Matthias Blank: Der Fluch des Königs Tut-al-menes, Leipzig: Amboß-Verlag 1924, Amboß-Kriminabücher Band 3, 142 S.



Schon der Titel des Buchs ist gewissermaßen irreführend, denn der Fluch eines Pharao suggeriert der Leserschaft schon ein gewisses Maß an Phantastik und Mystifikation, die der Autor auch ganz bewußt herstellt um das Publikum zum Kauf zu reizen. Aber wie bei Matthias Blank üblich, finden diese bei den Lesern hervorgerufenen Assoziationen beinah immer eine rationale Aufklärung. 

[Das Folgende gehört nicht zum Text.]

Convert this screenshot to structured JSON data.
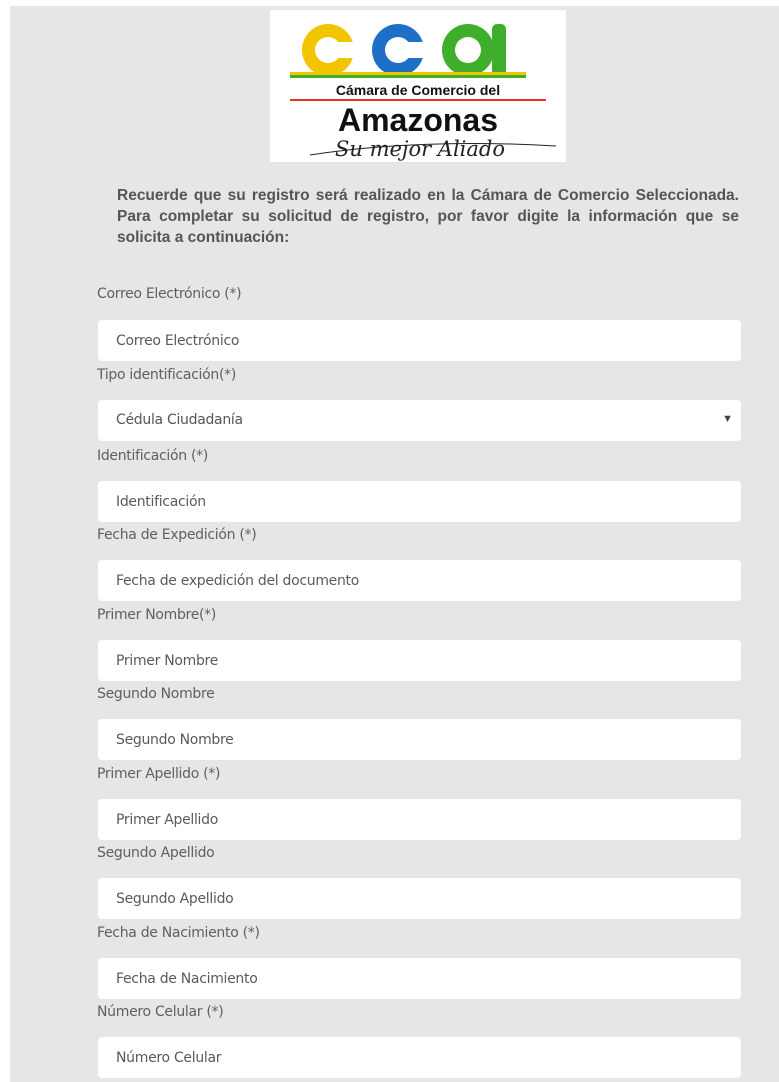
{
  "logo": {
    "line1": "Cámara de Comercio del",
    "line2": "Amazonas",
    "tagline": "Su mejor Aliado",
    "colors": {
      "yellow": "#f2c500",
      "blue": "#1e6fc8",
      "green": "#3fae2a",
      "red": "#e63228"
    }
  },
  "intro": "Recuerde que su registro será realizado en la Cámara de Comercio Seleccionada. Para completar su solicitud de registro, por favor digite la información que se solicita a continuación:",
  "form": {
    "email": {
      "label": "Correo Electrónico (*)",
      "placeholder": "Correo Electrónico"
    },
    "id_type": {
      "label": "Tipo identificación(*)",
      "selected": "Cédula Ciudadanía",
      "arrow_icon": "triangle-down-icon"
    },
    "id_number": {
      "label": "Identificación (*)",
      "placeholder": "Identificación"
    },
    "issue_date": {
      "label": "Fecha de Expedición (*)",
      "placeholder": "Fecha de expedición del documento"
    },
    "first_name": {
      "label": "Primer Nombre(*)",
      "placeholder": "Primer Nombre"
    },
    "second_name": {
      "label": "Segundo Nombre",
      "placeholder": "Segundo Nombre"
    },
    "first_surname": {
      "label": "Primer Apellido (*)",
      "placeholder": "Primer Apellido"
    },
    "second_surname": {
      "label": "Segundo Apellido",
      "placeholder": "Segundo Apellido"
    },
    "birth_date": {
      "label": "Fecha de Nacimiento (*)",
      "placeholder": "Fecha de Nacimiento"
    },
    "mobile": {
      "label": "Número Celular (*)",
      "placeholder": "Número Celular"
    }
  }
}
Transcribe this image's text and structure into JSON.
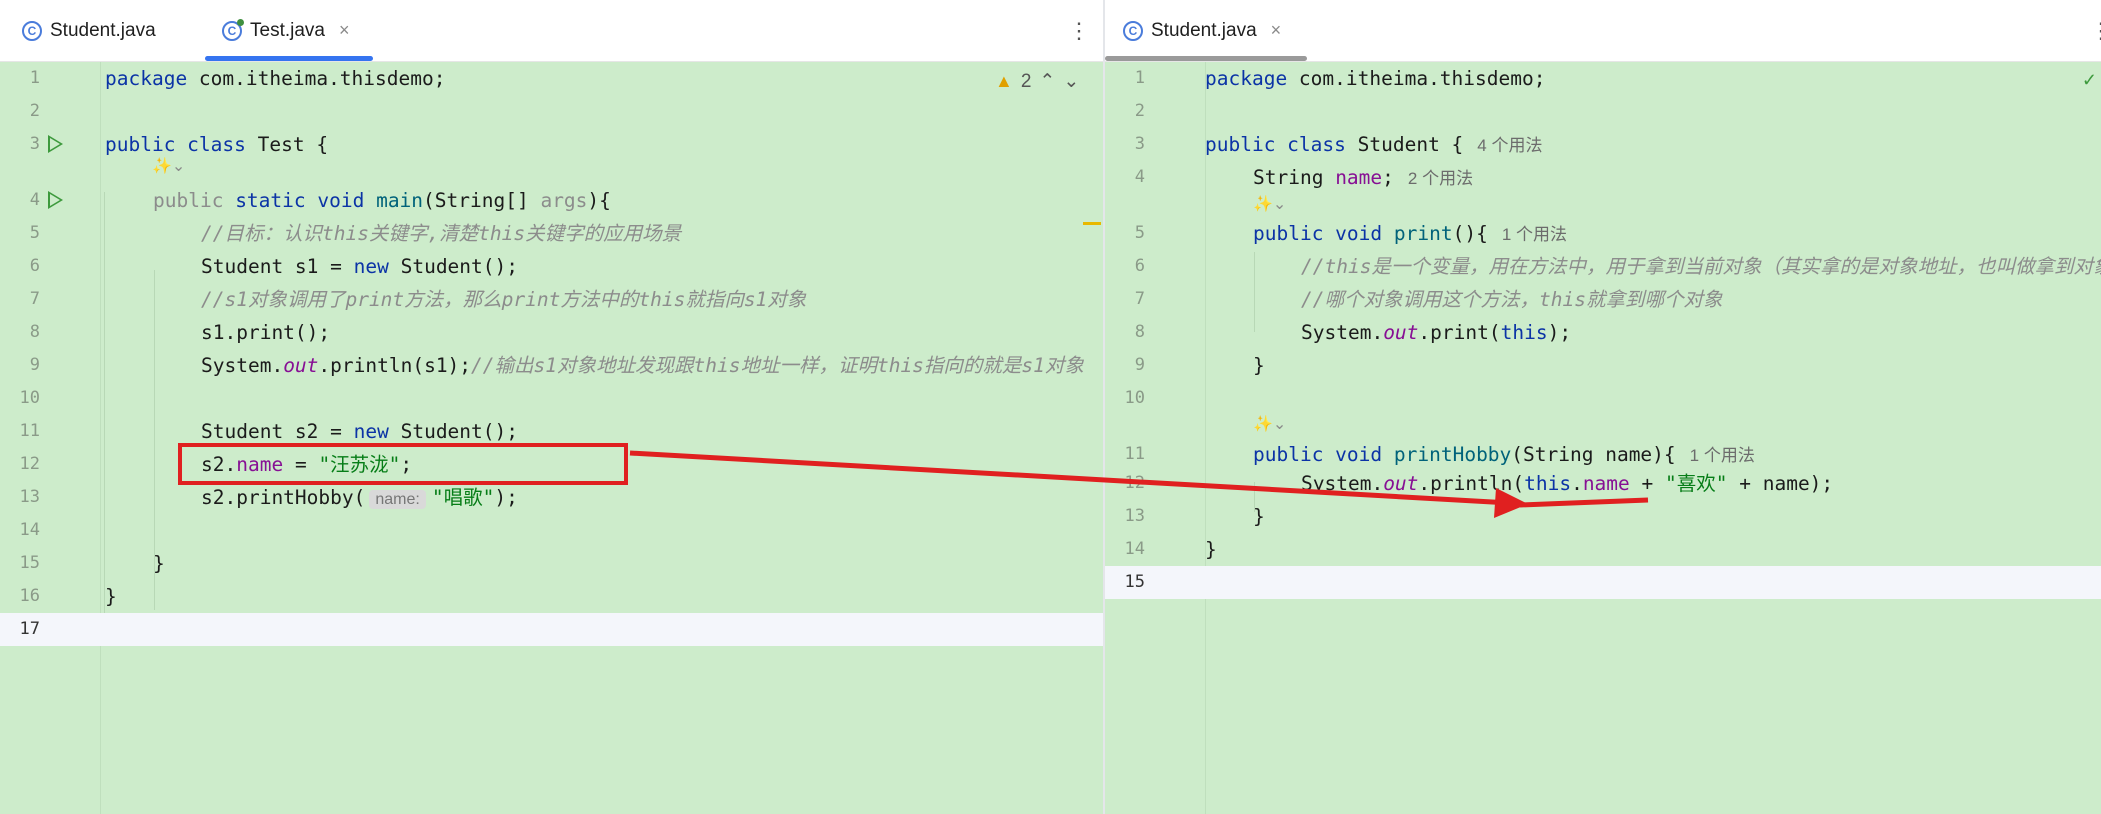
{
  "left": {
    "tabs": [
      {
        "label": "Student.java",
        "active": false
      },
      {
        "label": "Test.java",
        "active": true,
        "close": "×"
      }
    ],
    "more": "⋮",
    "warnings": {
      "count": "2",
      "up": "⌃",
      "down": "⌄"
    },
    "ai_icon": "✨⌄",
    "lines": [
      {
        "n": "1"
      },
      {
        "n": "2"
      },
      {
        "n": "3"
      },
      {
        "n": "4"
      },
      {
        "n": "5"
      },
      {
        "n": "6"
      },
      {
        "n": "7"
      },
      {
        "n": "8"
      },
      {
        "n": "9"
      },
      {
        "n": "10"
      },
      {
        "n": "11"
      },
      {
        "n": "12"
      },
      {
        "n": "13"
      },
      {
        "n": "14"
      },
      {
        "n": "15"
      },
      {
        "n": "16"
      },
      {
        "n": "17"
      }
    ],
    "code": {
      "l1_kw": "package",
      "l1_rest": " com.itheima.thisdemo;",
      "l3_kw": "public class",
      "l3_rest": " Test {",
      "l4_kw1": "public",
      "l4_kw2": " static void ",
      "l4_fn": "main",
      "l4_a": "(String[] ",
      "l4_args": "args",
      "l4_b": "){",
      "l5_cm": "//目标：认识this关键字,清楚this关键字的应用场景",
      "l6_a": "Student s1 = ",
      "l6_kw": "new",
      "l6_b": " Student();",
      "l7_cm": "//s1对象调用了print方法，那么print方法中的this就指向s1对象",
      "l8": "s1.print();",
      "l9_a": "System.",
      "l9_st": "out",
      "l9_b": ".println(s1);",
      "l9_cm": "//输出s1对象地址发现跟this地址一样，证明this指向的就是s1对象",
      "l11_a": "Student s2 = ",
      "l11_kw": "new",
      "l11_b": " Student();",
      "l12_a": "s2.",
      "l12_fld": "name",
      "l12_b": " = ",
      "l12_str": "\"汪苏泷\"",
      "l12_c": ";",
      "l13_a": "s2.printHobby(",
      "l13_inlay": "name:",
      "l13_str": "\"唱歌\"",
      "l13_b": ");",
      "l15": "}",
      "l16": "}"
    }
  },
  "right": {
    "tabs": [
      {
        "label": "Student.java",
        "active": true,
        "close": "×"
      }
    ],
    "more": "⋮",
    "check": "✓",
    "ai_icon": "✨⌄",
    "lines": [
      {
        "n": "1"
      },
      {
        "n": "2"
      },
      {
        "n": "3"
      },
      {
        "n": "4"
      },
      {
        "n": "5"
      },
      {
        "n": "6"
      },
      {
        "n": "7"
      },
      {
        "n": "8"
      },
      {
        "n": "9"
      },
      {
        "n": "10"
      },
      {
        "n": "11"
      },
      {
        "n": "12"
      },
      {
        "n": "13"
      },
      {
        "n": "14"
      },
      {
        "n": "15"
      }
    ],
    "code": {
      "l1_kw": "package",
      "l1_rest": " com.itheima.thisdemo;",
      "l3_kw": "public class",
      "l3_rest": " Student {",
      "l3_hint": "4 个用法",
      "l4_a": "String ",
      "l4_fld": "name",
      "l4_b": ";",
      "l4_hint": "2 个用法",
      "l5_kw": "public void ",
      "l5_fn": "print",
      "l5_b": "(){",
      "l5_hint": "1 个用法",
      "l6_cm": "//this是一个变量，用在方法中，用于拿到当前对象（其实拿的是对象地址，也叫做拿到对象",
      "l7_cm": "//哪个对象调用这个方法，this就拿到哪个对象",
      "l8_a": "System.",
      "l8_st": "out",
      "l8_b": ".print(",
      "l8_kw": "this",
      "l8_c": ");",
      "l9": "}",
      "l11_kw": "public void ",
      "l11_fn": "printHobby",
      "l11_b": "(String name){",
      "l11_hint": "1 个用法",
      "l12_a": "System.",
      "l12_st": "out",
      "l12_b": ".println(",
      "l12_kw": "this",
      "l12_dot": ".",
      "l12_fld": "name",
      "l12_c": " + ",
      "l12_str": "\"喜欢\"",
      "l12_d": " + name);",
      "l13": "}",
      "l14": "}"
    }
  },
  "colors": {
    "annotation": "#e02020",
    "background": "#cdeccb"
  }
}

Der Roman beginnt einerseits ziemlich schwach, andererseits ziemlich stark. Die Stärke des Autors besteht darin, daß er die Atmosphäre und das Sujet, das er fixieren wollte, gut durchrecherchiert hat, die Darstellung Ägyptens und das Milieu sind glaubhaft nacherzählt, die Schwäche besteht darin, daß der Leser Mühe hat den etwas hölzernen Einstieg in diese Welt nachzuvollziehen, insbesondere die vielen arabischen Namen auseinanderzuhalten.

Wenn man sich aber die Mühe gemacht hat den Anfang des Romans erfolgreich zurückgelegt zu haben und die eigentliche Mordgeschichte zu lesen, dann wird man mit einer etwas possenhaften, witzigen Konstruktion belohnt, die entfernt an eine Mischung von Agatha Christies Tod auf dem Nil und dem Indiana Jones-Thema erinnert. Dabei gelingt es Blank recht gut den Massentourismus der Frühzeit zu porträtieren, der in Luxor in zahlreichen großen Hotels zelebriert wurde – vornehmlich von reichen Gästen aus Europa und Amerika.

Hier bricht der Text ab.